Children have such an interesting worldview. Adults often reminisce nostalgically of what life was like without responsibility. We tend to remember the best of our childhoods, or the worst, but we really don’t remember what it was like to think like a child.
If we could “think again” like a child, would we really want to?
When I find myself living in my imagination of childhood, I always think like I do now. When I desire to do something in the past over again, I always want to be able to “redo” it with knowledge and experience I have now. Well, that’s not really fair.
Nonetheless, we cannot go back and do it again. We cannot really remember what it was like to think as a child. It is very difficult to remember how we used to think a year, month, sometimes even a week ago. But sometimes the interaction with our children, or the children of others, gives us a glimpse of our idiosyncratic primitive worldview. Here’s a recent example from my children:
My daughter came running to me crying, and said, “Daddy, my brother hit me.” My two year old son was jumping around in the other room laughing hysterically. I called my son, and asked, “Did you hit your sister?” He coyly looked around, shifting his eyes to avoid direct contact with mine. “Yeah,” he replied. “Now what does the Bible say about that, son?” I asked. “Lub, wun anuder,” he whispers back the best way a two year old can. “Well, son, hitting your sister is not loving and it ultimately is a sin against God to hate your sister. Now, go apologize to her,” I counsel him. As soon as the words left my mouth, in ran my daughter. My son bear hugs her, she lifts him off the ground, they both are giggling happily. Then, as my sons feet hit the floor, he smacks her in the chest with his bare hand and they both run off laughing and playing. My daughter didn’t even notice that he had hit her again.
Did my son even get it? I think yes and no. Yes, he understood that hitting his sister is wrong, but for him, there is a blurry gray line between hitting out of anger and hitting out of play. Apparently, the same goes for my 4 year old daughter’s sense of pain. My wife and I couldn’t help but laugh at the whole scene.

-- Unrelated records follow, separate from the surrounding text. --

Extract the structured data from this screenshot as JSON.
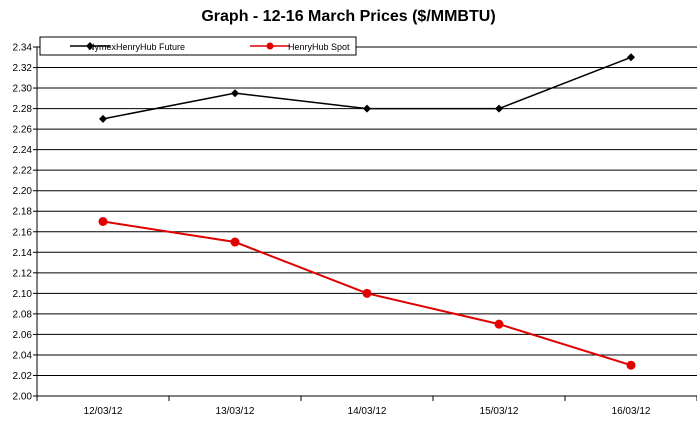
{
  "chart_data": {
    "type": "line",
    "title": "Graph - 12-16 March  Prices ($/MMBTU)",
    "categories": [
      "12/03/12",
      "13/03/12",
      "14/03/12",
      "15/03/12",
      "16/03/12"
    ],
    "series": [
      {
        "name": "NymexHenryHub Future",
        "color": "#000000",
        "marker": "diamond",
        "values": [
          2.27,
          2.295,
          2.28,
          2.28,
          2.33
        ]
      },
      {
        "name": "HenryHub Spot",
        "color": "#e00000",
        "marker": "circle",
        "values": [
          2.17,
          2.15,
          2.1,
          2.07,
          2.03
        ]
      }
    ],
    "ylim": [
      2.0,
      2.34
    ],
    "ytick_step": 0.02,
    "y_tick_labels": [
      "2.00",
      "2.02",
      "2.04",
      "2.06",
      "2.08",
      "2.10",
      "2.12",
      "2.14",
      "2.16",
      "2.18",
      "2.20",
      "2.22",
      "2.24",
      "2.26",
      "2.28",
      "2.30",
      "2.32",
      "2.34"
    ],
    "grid": true,
    "legend_position": "top-left"
  }
}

Children think both innocently, and very deviantly, all wrapped up together and they don’t know well how to discern between the two types of thoughts. My wife and I agree that it is our job to help our children think rightly. And we know that disciplining once, twice, or a dozen times probably won’t be enough for their developing minds and hearts to get it. But we have rejoiced on that one hundredth time, when the lights have come on.
Oh that those lights would come on quickly. But until then, may my children continue to enjoy growing in thinking and living. May you learn, as we, to persevere in discipline, and try to laugh a lot too.